Wireless Power for End Users
Another area of fruitful innovation has been the effort to eliminate traditional connectors and cables, replacing them with wireless counterparts. We are all familiar with the power of WiFi to connect many end users quickly and securely to the web, but now developments are underway to wirelessly deliver power to the end user as well, even in public spaces.
Currently there are four different technologies competing to be the wireless charging method for your devices.
Cota Real Wireless Power Platform, invented by Ossio, uses a base station that can deliver up to 1W of power to a device 30 feet away with objects and people in the path. This system uses intelligence to sense any obstacles and to refocus the high-frequency beam to avoid them. This power level is about 1/3 of the level of a direct USB power connection but is fully sufficient to eliminate the need for users to ever plug in. The receiver is small enough to fit in a phone or small tablet. Molex invested in this technology in January of this year.
XE, a Ukrainian startup, is developing a wireless charging technology that uses frequencies below 100MHz to charge mobile-phone-like devices.
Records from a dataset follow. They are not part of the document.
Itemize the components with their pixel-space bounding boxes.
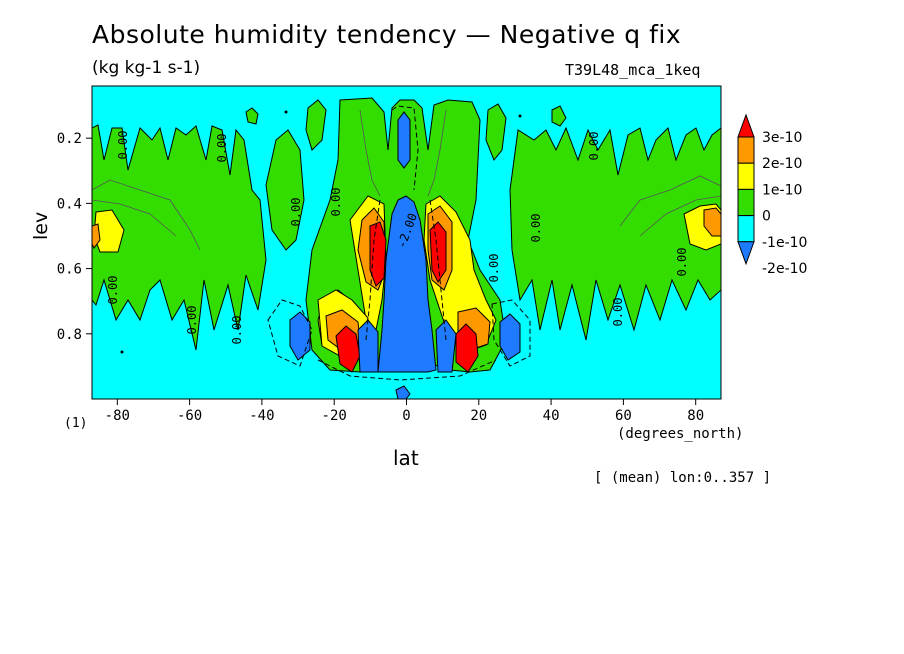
chart-title: Absolute humidity tendency — Negative q … — [92, 20, 682, 49]
y-tick-label: 0.2 — [57, 131, 82, 147]
minor-contours — [92, 109, 721, 251]
plot-area: 0.00 0.000.00 0.000.00-2.000.00 0.000.000.0… — [92, 86, 721, 399]
contour-label: 0.00 — [185, 306, 199, 335]
run-label: T39L48_mca_1keq — [565, 61, 701, 79]
figure-label: (1) — [64, 416, 88, 431]
contour-label: 0.00 — [289, 198, 303, 227]
colorbar-top-arrow — [737, 113, 755, 138]
x-tick-label: 20 — [470, 408, 487, 424]
x-axis: -80 -60 -40 -20 0 20 40 60 80 — [105, 399, 704, 424]
colorbar-segment — [737, 162, 755, 190]
contour-label: 0.00 — [106, 276, 120, 305]
x-axis-units: (degrees_north) — [617, 426, 744, 442]
positive-band-south — [92, 99, 327, 351]
y-tick-label: 0.8 — [57, 327, 82, 343]
contour-label: 0.00 — [329, 188, 343, 217]
colorbar-label: 2e-10 — [762, 156, 802, 172]
colorbar-segment — [737, 136, 755, 164]
colorbar-label: -1e-10 — [762, 235, 807, 251]
x-tick-label: -60 — [177, 408, 202, 424]
positive-peak-south — [92, 195, 387, 373]
colorbar-bottom-arrow — [737, 241, 755, 266]
x-axis-label: lat — [393, 446, 419, 470]
negative-region — [289, 111, 521, 399]
contour-label: 0.00 — [116, 131, 130, 160]
chart-units: (kg kg-1 s-1) — [92, 58, 201, 78]
contour-label: 0.00 — [611, 298, 625, 327]
contour-label: 0.00 — [675, 248, 689, 277]
mean-note: [ (mean) lon:0..357 ] — [594, 470, 772, 486]
colorbar-label: 1e-10 — [762, 182, 802, 198]
colorbar-label: 3e-10 — [762, 130, 802, 146]
small-features — [120, 110, 522, 354]
contour-labels: 0.00 0.000.00 0.000.00-2.000.00 0.000.000.0… — [106, 131, 689, 345]
x-tick-label: 0 — [402, 408, 410, 424]
colorbar-segment — [737, 188, 755, 217]
colorbar-label: 0 — [762, 209, 771, 225]
contour-label: 0.00 — [487, 254, 501, 283]
x-tick-label: -80 — [105, 408, 130, 424]
contour-label: 0.00 — [529, 214, 543, 243]
x-tick-label: -40 — [249, 408, 274, 424]
contour-label: 0.00 — [215, 134, 229, 163]
y-axis-label: lev — [30, 211, 52, 240]
x-tick-label: 60 — [615, 408, 632, 424]
colorbar-label: -2e-10 — [762, 261, 807, 277]
positive-peak-north — [423, 195, 721, 373]
y-tick-label: 0.6 — [57, 262, 82, 278]
contour-label: 0.00 — [587, 132, 601, 161]
x-tick-label: 40 — [543, 408, 560, 424]
x-tick-label: -20 — [322, 408, 347, 424]
colorbar: 3e-10 2e-10 1e-10 0 -1e-10 -2e-10 — [737, 113, 807, 277]
colorbar-segment — [737, 215, 755, 243]
contour-label: 0.00 — [230, 316, 244, 345]
y-axis: 0.2 0.4 0.6 0.8 — [57, 131, 92, 343]
negative-contours — [267, 105, 531, 381]
y-tick-label: 0.4 — [57, 196, 82, 212]
x-tick-label: 80 — [687, 408, 704, 424]
positive-band-north — [485, 103, 721, 341]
It uses a special case or cradle for the phone, and the transmitter can support multiple devices simultaneously. Ivan Chuba, the founder of XE, likens the power transmission method to that of an old crystal radio. Transmission power is less than 5W, a value said to be safe for people and animals.
Energous has developed a wireless charging technology called WattUp, which received an award for “Best of CES” from Engadget. A transmitter sends energy via an RF signal, similar to WiFi, to a receiver in or attached to a device up to 15 feet from the transmitter. According to Engadget, highly targeted pockets of energy are delivered via multiple miniature antenna arrays and custom control chips in the transmitter. An antenna and custom chip in the receiver captures the energy. This system transmits on demand, as the receiver first asks for power, then the transmitter locks on to deliver the energy to where it is needed. Up to 12 devices can share one transmitter. This system uses the 5.8GHz unlicensed RF spectrum.
uBeam is building a solution that uses ultrasound waves instead of electromagnetic waves to transmit the power because, it says, the ultrasound approach is safer. In principle, it uses many transmitters that configure themselves to focus power on the receiving device. This early-stage development technology does require line-of-sight connection between transmitter and receivers. The founder, Meredith Perry, expects the first product to be a consumer phone case and wall-mounted transmitter.
All of these technologies offer the promise of continuously charging all your devices without separate wall warts and cables for each device. It should be an interesting fight to see which wins. Hopefully one will emerge as clearly superior so that it can be broadly deployed, allowing us to charge at home, in the office, in the car, at coffee shops, and airports. May the best technology win!